画面の二人は、愛の言葉を交わしあっている。

キスが止まらない。

退屈しきった子ショーンは、ちらりとブラッドを見上げた。

ブラッドは、寄せた眉のまま、泣きながらキスをする女優に見入っている。

子ショーンは、ブラッドにドアを指される前に、素早くブラッドの唇を奪った。

押しつけられた柔らかな唇に、ブラッドが目を見開いた。

すぐ側で、子ショーンの輝く緑の目が、ブラッドに笑いかける。

「ブラッド」

自分の悪戯の出来映えに満足そうな子供の声は、壁の吸音材に吸い込まれた。

ブラッドの青い目がじろりと金髪の子供を睨んだ。

「ショーン」

悪戯の成功に喜ぶ、子ショーンは、にいっと歯を見せて笑うと、もう一度ブラッドの唇を奪った。

今度は映画を真似て、唇を開いて吸い付く。

しかし、自分のキスは、画面の二人と何かが違う気がして、子ショーンは、少し考えた。

ブラッドの厚めの唇に歯を立ててみる。

ブラッドが、子ショーンの顔を両手で挟み、引き離した。

「行儀が悪い」

「つまんない!」

唇をとがらせた子ショーンは、画面の二人が続ける濃厚なキスシーンを真似て、もうワントライしようとした。

鼻がぶつかった。

ブラッドが、子ショーンの小さな顎を掴んで止めた。

「へたくそには、用がない」

「酷い!」

子ショーンは、金髪をくしゃくしゃにしてブラッドの手を逃れると、無理矢理、唇に吸い付いた。

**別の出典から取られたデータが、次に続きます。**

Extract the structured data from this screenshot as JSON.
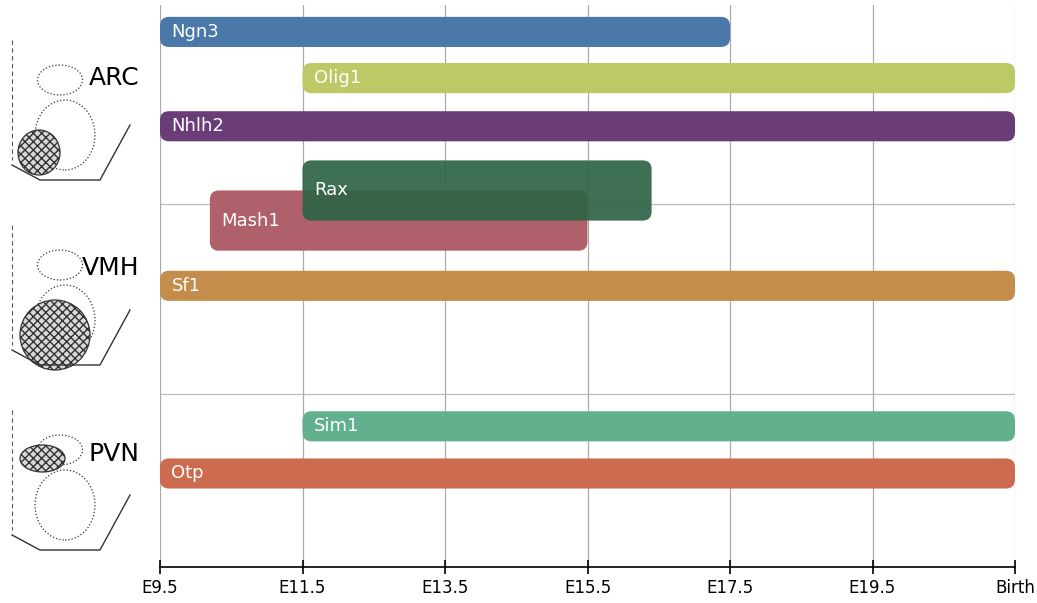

キスの方法も知らなくて小さな歯を立ててくる子ショーンのやり方は、全くブラッドの好みとは違った。

やれやれと、少し唇を開けたブラッドに子ショーンが、目で何で?と、尋ねる。

ブラッドは、子ショーンの頭を抱いて、舌を滑り込ませた。

小さな舌を捕まえ、ざらりと表面を擦れあわせる。

びくりと、子ショーンが舌を引っ込めた。

ブラッドは、唇を押さえて真っ赤になっている子ショーンにドアを指さした。

「お休み。ショーン。ちゃんと歯を磨いて寝るんだぞ。口の中、甘いぞ」

子ショーンは、足音も荒くドアから出ていき、やっとブラッドに落ち着いた時間がやってきた。

 

 

END

 

現在、拍手の小話に入っている血と子豆の話と同じ設定のつもりです。

と、いうわけで、1がないのに、2からなんです。

全ダーリン分書き下ろせなかった……。